The Grade II* Church of St Bartholomew (listed on 11 June 1959), dates to the 12th and 13th century and was largely rebuilt by Thomas Nicholson in 1880. Of sandstone with ashlar dressings, it comprises a nave, chancel, a south porch, and a west tower. The nave and chancel, under a continuous slate roof line, has three interior bays in the nave, and one in the chancel. The two-stage tower roof is pyramidic with a shingled octagonal broach spire, the north and west walls of the belfry stage with louvered abat-son, the south with a clock face. The towers two bells date to 1701 by Abraham Rudhall, and 1703 by Isaac Hadley, 1703. The south porch is 19th century, gabled and timber-framed. The church interior also dates to the 19th century. The nave ceiling is wood-beamed and trussed, that of the chancel barrel vaulted. Fixtures and fittings include a 19th-century panelled reredos, font and pulpit, and a 17th-century altar table and parish chest.

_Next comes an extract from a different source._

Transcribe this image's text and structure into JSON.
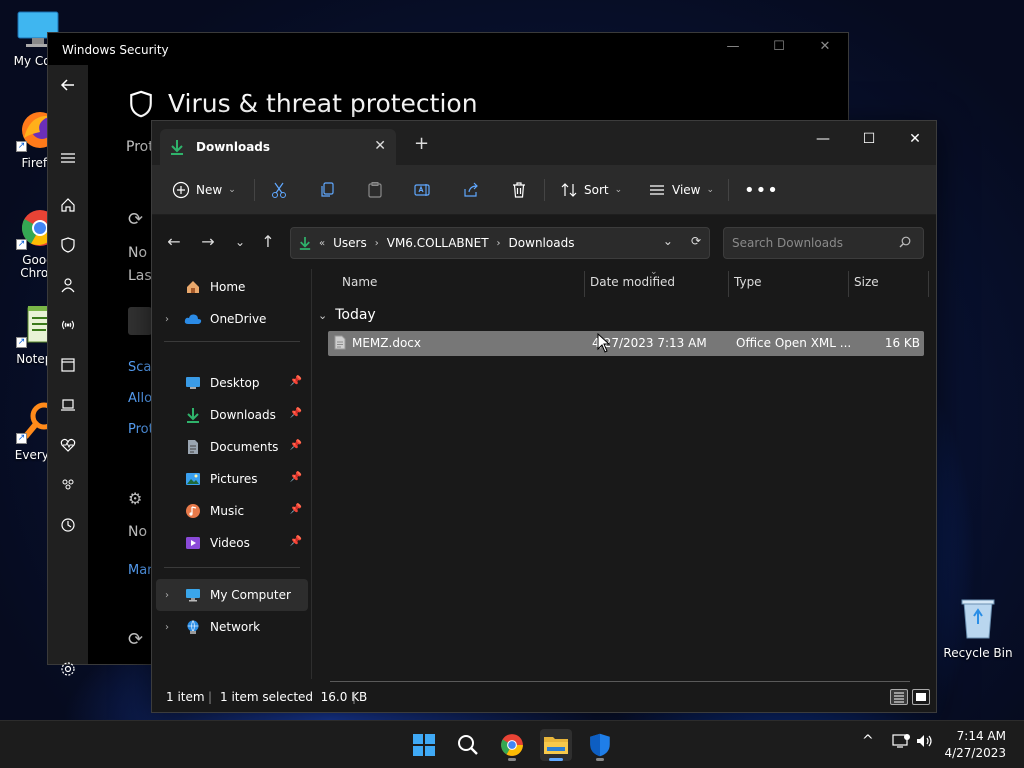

The chancel contains an 1880 stained glass east window by Done and Davies of Shrewsbury, and 18th- and 19th-century wall tablets. At the south-west from the porch is a Grade II 14th-century octagonal stone base with steps, previously to hold a churchyard cross.

At 1000 yd north-west from the church is Uphampton Camp, a conjectured Iron Age hillfort. The earthworks rise to 623 ft above sea level, and comprise two north face terraces (lynchets), each about 10 ft in height, without ramparts or defensive ditch which might also be evidence of an agricultural structure, or a fort never completed.